One Sign America Is Not in Decline

How bad is U.S. poverty, globally-speaking?

By SHARE

You should definitely check out my colleague Rick Newman's 9 Signs of America in Decline. He combines together some different thought-provoking data that make up for a very worrisome whole. But I do have one comment to make on one of his signs that might make the overall picture not look as bad.

Poverty. The U.S. poverty rate, about 17 percent, is third worst among the advanced nations tracked by the Organization for Economic Cooperation and Development. In that sample, only Turkey and Mexico are worse.

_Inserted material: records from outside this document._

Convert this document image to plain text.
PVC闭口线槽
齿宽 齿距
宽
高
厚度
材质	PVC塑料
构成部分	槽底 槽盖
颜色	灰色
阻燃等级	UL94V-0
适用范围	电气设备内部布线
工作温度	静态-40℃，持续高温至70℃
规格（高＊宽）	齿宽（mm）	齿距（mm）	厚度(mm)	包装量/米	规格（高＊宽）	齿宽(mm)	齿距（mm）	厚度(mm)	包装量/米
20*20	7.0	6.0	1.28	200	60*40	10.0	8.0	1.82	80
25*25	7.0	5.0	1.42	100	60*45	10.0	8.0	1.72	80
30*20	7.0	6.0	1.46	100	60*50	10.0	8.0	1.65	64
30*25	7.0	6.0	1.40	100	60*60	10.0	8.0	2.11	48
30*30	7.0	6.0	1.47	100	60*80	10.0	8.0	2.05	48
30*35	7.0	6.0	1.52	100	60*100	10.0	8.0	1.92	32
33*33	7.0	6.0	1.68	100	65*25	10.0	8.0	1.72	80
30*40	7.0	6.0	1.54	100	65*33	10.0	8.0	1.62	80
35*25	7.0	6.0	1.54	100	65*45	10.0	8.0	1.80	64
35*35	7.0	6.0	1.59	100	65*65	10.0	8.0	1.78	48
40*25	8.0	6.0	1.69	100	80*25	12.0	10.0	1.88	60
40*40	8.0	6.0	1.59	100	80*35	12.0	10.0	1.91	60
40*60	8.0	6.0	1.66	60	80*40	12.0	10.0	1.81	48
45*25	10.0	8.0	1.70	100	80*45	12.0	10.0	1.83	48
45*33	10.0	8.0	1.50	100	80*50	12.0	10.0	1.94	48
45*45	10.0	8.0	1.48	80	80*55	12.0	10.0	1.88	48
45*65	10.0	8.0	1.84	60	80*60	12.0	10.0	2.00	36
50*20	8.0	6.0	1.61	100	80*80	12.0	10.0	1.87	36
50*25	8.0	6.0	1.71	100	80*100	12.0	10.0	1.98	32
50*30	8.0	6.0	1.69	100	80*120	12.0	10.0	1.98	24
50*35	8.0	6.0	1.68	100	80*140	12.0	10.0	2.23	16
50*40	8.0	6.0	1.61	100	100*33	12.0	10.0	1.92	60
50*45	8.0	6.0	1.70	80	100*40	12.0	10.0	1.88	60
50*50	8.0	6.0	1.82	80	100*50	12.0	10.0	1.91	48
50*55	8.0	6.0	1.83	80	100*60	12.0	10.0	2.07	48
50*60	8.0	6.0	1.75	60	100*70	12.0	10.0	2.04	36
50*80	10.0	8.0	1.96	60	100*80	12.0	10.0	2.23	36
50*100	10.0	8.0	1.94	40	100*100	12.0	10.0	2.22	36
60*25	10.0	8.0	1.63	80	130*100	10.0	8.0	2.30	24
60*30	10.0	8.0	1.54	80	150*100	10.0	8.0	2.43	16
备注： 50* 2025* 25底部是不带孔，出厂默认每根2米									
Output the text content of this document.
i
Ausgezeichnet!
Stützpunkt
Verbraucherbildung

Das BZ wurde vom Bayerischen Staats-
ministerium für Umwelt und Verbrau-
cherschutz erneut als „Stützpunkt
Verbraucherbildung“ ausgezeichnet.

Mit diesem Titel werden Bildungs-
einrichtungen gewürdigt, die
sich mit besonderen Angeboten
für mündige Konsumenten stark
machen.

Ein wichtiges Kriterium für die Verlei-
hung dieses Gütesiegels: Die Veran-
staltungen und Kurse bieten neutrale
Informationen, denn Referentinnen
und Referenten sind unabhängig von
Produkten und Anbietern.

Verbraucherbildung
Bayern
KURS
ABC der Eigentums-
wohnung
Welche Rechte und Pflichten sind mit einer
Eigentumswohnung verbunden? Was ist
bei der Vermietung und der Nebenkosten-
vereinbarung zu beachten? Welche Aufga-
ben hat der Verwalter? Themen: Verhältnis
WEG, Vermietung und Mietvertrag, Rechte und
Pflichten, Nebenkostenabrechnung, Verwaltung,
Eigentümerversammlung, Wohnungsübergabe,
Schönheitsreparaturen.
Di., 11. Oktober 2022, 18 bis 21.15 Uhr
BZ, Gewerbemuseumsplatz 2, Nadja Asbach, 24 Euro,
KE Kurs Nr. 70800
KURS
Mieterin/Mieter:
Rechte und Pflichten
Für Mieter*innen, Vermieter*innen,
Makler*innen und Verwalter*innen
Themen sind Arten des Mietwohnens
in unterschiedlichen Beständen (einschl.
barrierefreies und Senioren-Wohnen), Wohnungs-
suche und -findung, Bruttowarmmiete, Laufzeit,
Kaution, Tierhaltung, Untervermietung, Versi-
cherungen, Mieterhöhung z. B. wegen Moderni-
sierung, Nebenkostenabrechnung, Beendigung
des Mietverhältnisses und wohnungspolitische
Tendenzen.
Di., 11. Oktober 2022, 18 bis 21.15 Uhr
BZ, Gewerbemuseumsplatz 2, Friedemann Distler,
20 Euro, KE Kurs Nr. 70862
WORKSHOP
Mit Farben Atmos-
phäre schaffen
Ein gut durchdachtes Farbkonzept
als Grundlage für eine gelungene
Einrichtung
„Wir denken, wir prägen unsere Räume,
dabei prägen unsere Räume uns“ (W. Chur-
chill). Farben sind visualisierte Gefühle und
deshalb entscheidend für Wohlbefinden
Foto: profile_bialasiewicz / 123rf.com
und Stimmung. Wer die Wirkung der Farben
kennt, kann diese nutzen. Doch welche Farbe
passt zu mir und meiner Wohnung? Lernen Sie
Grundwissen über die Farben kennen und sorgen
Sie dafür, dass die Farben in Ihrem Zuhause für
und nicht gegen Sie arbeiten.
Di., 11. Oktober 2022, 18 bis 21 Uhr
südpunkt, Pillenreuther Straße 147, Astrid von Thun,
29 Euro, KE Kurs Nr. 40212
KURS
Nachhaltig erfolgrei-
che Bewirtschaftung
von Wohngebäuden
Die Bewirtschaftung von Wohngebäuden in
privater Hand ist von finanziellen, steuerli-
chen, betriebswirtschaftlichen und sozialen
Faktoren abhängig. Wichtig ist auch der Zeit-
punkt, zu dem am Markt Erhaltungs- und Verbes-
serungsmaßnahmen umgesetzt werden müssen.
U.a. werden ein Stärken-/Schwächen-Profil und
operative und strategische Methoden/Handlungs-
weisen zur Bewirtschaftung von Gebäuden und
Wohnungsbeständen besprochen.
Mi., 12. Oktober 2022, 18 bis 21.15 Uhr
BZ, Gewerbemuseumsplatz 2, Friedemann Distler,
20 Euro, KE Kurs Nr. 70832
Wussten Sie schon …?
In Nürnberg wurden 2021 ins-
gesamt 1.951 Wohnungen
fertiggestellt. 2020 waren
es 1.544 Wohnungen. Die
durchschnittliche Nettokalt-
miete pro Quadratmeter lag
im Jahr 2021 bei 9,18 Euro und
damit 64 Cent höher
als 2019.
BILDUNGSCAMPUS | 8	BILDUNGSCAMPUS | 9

That's completely true. But there's "poverty" and then there's what we normally think of when we think about being poor and its impact on quality of life. The fact that there are more people living "in poverty" in the United States than in most advanced nations does not mean that the U.S. has more poor people than most of those countries.

Poverty is a relative concept. Specifically, the OECD defines it as less than one half of the nation's median household income. Because that income is so high in the U.S., people who would be rich if they lived in Turkey or Mexico could be considered impoverished in America.

When we look at standard of living on an absolute basis, the U.S. fares much better.

The OECD's data on national income per capita (adjusted for purchasing power parity) places the U.S. at third-highest in the world, behind only Luxembourg and Norway, and ahead of Switzerland. The U.S. has consistently maintained this ranking over several years.

But the OECD's numbers come from 2007. The recession, of course, is going to make the U.S. poorer in an absolute sense. But will it lose that high ranking compared to the rest of the world?

It seems unlikely.  The IMF's projection of GDP per capita PPP in 2010 has the U.S. as the fifth-highest in the world, after only Qatar, Luxembourg, Norway and Brunei, and ahead of Singapore, Hong Kong and Switzerland.